For these reasons, we find no cogent reason to subscribe to Yap's plea for this Court to exercise liberality in applying the above-cited well-settled principles in his case. To recapitulate, Yap availed of the remedy of a complaint-in-intervention in Civil Case No. 1555 but lost it for failing to file it on time. This failure was blamed on his counsel. Undaunted, Yap proceeded to file a separate case (Civil Case No. 104) to assert his right over the subject property, which was dismissed with finality by this Court. A few months after the finality of Civil Case No. 104, Yap filed this Complaint (Civil Case No. 232-08) for the same cause. This was also dismissed by the RTC and Yap failed to avail of the proper mode of review to the CA to question said dismissal. For this failure, Yap made no explanation but merely resorted to laying the blame on his counsel's mistake or negligence again.

This Court cannot allow a party to abuse the remedies made available by the law. "Litigation must end and terminate sometime and somewhere, and it is essential to an effective administration of justice that once a judgment has become final the issue or the cause involved therein should be laid to rest. This doctrine of finality of judgment is grounded on fundamental consideration of public policy and sound practice."[29] It is in the best interest of justice that this court write finis to this litigation.[30]

There is, thus, no necessity to belabor on the other issues raised in this Petition.

WHEREFORE, premises considered, the Petition is DENIED. Accordingly, the Resolutions dated May 9, 2011 and November 24, 2011 of the Court of Appeals in CA-G.R. SP No. 03990-MIN are hereby AFFIRMED.

SO ORDERED.
 

Carpio, Senior Associate Justice, (Chairperson), Caguioa, and Lazaro-Javier, JJ., concur.
Perlas-Bernabe, J., on leave.



* Also referred to as "Quelina" in some parts of the rollo.

[1] Rollo, pp. 23-67.

[2] Penned by Associate Justice Melchor Q.C. Sadang, with Associate Justices Edgardo A. Camello and Edgardo T. Lloren, concurring; id. at 159-162.

[3] Id. at 219-222.

[4] Id. at 85-86.

[5] Id. at 41-44.

[6] Id. at 81-91.

[7] Id. at 92, 94, 96-98.

[8] Id. at 100-121.

[9] Id. at 101-104.

[10] G.R. No. 180015.

[11] Id. at 104-112.

[12] Id. at 112-116.

[13] Id. at 35.

[14] Id. at 122-124.

[15] Id. at 125-129.

[16] Id. at 129.

[17] Id. at 130-132.

[18] Id. at 132.

[19] Id. at 134-158.

[20] Id. at 162.

[21] Id. at 219-222.

[22] Malayang Manggagawa ng Stayfast Phils., Inc. v. NLRC, 716 Phil. 500, 513 (2013).

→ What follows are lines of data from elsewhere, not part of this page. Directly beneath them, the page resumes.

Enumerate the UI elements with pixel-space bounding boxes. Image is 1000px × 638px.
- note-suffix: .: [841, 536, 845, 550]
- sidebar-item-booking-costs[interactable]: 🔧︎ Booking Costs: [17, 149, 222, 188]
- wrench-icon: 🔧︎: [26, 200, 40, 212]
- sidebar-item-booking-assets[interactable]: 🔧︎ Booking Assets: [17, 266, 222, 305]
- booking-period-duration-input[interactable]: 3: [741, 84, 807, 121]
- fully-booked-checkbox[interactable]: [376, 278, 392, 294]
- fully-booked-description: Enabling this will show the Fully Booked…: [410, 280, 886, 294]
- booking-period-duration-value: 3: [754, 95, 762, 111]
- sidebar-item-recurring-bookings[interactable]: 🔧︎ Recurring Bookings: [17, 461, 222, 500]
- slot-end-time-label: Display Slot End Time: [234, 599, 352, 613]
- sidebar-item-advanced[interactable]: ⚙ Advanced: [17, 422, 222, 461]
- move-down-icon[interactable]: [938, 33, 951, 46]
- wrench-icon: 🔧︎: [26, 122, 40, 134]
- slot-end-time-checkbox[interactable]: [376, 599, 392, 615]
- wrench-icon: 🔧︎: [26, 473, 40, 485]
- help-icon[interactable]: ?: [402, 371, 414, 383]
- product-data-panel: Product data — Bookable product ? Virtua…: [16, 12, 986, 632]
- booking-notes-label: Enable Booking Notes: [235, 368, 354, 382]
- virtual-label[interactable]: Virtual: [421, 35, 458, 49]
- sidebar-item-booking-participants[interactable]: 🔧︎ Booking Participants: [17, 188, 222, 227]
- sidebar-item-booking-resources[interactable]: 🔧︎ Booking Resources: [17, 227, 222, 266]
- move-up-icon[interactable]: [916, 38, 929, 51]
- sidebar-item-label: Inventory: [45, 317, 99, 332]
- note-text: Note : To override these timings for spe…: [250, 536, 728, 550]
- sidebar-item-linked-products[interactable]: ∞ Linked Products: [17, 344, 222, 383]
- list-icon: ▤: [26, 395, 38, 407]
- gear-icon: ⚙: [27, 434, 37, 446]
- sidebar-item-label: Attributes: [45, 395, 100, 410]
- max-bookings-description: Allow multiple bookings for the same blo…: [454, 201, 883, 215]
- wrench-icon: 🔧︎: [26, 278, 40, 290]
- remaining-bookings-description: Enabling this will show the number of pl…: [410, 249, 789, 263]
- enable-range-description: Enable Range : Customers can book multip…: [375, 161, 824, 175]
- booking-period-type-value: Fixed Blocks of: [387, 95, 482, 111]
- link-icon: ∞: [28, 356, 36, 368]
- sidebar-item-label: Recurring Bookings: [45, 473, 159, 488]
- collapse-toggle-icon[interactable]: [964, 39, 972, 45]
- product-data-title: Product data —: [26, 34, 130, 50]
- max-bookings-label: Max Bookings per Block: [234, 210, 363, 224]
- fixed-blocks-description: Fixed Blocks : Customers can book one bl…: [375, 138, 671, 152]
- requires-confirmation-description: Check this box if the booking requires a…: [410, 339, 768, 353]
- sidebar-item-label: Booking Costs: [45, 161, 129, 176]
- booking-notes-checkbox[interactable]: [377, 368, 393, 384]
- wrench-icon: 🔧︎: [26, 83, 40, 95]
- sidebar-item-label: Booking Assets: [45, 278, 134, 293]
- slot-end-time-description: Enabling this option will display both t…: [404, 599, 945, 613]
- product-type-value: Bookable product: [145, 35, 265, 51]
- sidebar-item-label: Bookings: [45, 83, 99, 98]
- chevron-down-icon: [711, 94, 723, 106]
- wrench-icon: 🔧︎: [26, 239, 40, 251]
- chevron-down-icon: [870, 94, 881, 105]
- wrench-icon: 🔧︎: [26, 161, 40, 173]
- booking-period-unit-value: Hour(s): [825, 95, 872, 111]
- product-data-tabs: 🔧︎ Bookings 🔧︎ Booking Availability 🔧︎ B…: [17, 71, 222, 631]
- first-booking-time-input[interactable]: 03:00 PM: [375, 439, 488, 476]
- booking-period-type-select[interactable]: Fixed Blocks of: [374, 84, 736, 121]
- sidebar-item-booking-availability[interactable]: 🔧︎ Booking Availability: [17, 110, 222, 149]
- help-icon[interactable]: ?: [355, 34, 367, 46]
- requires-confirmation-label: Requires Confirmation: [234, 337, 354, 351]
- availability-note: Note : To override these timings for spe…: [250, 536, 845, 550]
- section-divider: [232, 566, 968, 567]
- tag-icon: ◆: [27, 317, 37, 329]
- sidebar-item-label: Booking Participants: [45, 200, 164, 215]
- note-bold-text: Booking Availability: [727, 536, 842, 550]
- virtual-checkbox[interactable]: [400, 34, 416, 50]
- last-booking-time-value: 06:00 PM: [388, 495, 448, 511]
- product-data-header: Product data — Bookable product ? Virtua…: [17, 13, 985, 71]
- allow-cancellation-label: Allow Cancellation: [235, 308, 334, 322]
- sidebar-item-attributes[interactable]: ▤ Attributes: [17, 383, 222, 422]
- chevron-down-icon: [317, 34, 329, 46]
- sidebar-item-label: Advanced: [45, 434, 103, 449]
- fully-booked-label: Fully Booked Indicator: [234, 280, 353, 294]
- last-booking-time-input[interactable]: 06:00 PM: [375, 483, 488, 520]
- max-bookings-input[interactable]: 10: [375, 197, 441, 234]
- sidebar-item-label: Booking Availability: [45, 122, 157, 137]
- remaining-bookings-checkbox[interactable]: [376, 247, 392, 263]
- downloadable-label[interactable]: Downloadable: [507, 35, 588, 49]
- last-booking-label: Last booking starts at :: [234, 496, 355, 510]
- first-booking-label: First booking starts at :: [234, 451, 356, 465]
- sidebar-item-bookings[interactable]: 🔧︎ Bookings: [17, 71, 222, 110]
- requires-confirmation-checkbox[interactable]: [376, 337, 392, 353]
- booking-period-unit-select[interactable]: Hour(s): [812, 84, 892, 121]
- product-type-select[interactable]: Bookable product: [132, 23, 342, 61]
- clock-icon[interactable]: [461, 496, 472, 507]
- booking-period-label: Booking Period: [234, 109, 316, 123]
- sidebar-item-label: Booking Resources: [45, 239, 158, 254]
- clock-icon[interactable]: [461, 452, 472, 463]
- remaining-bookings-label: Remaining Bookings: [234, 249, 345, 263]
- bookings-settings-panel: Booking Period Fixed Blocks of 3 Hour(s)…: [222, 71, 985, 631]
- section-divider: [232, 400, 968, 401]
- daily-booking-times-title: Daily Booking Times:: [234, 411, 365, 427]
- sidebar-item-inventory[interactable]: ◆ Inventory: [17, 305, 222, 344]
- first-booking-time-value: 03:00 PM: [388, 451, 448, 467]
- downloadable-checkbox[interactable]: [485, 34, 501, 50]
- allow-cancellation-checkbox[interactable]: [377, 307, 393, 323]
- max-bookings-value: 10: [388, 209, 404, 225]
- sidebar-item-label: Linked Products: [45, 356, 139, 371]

[23] Land Bank of the Philippines v. Court of Appeals, 789 Phil. 577, 583 (2016).

[24] Building Care Corp./Leopard Security & Investigation Agency v. Macaraeg, 700 Phil. 749, 755 (2012).

[25] Id. at 756.

[26] Id. at 757.

[27] Id. at 756.

[28] Rollo, p. 60.

[29] Mendoza v. Court of Appeals, 764 Phil. 53, 66 (2015).

[30] De Leon v. Public Estates Authority, 640 Phil. 594, 612 (2010).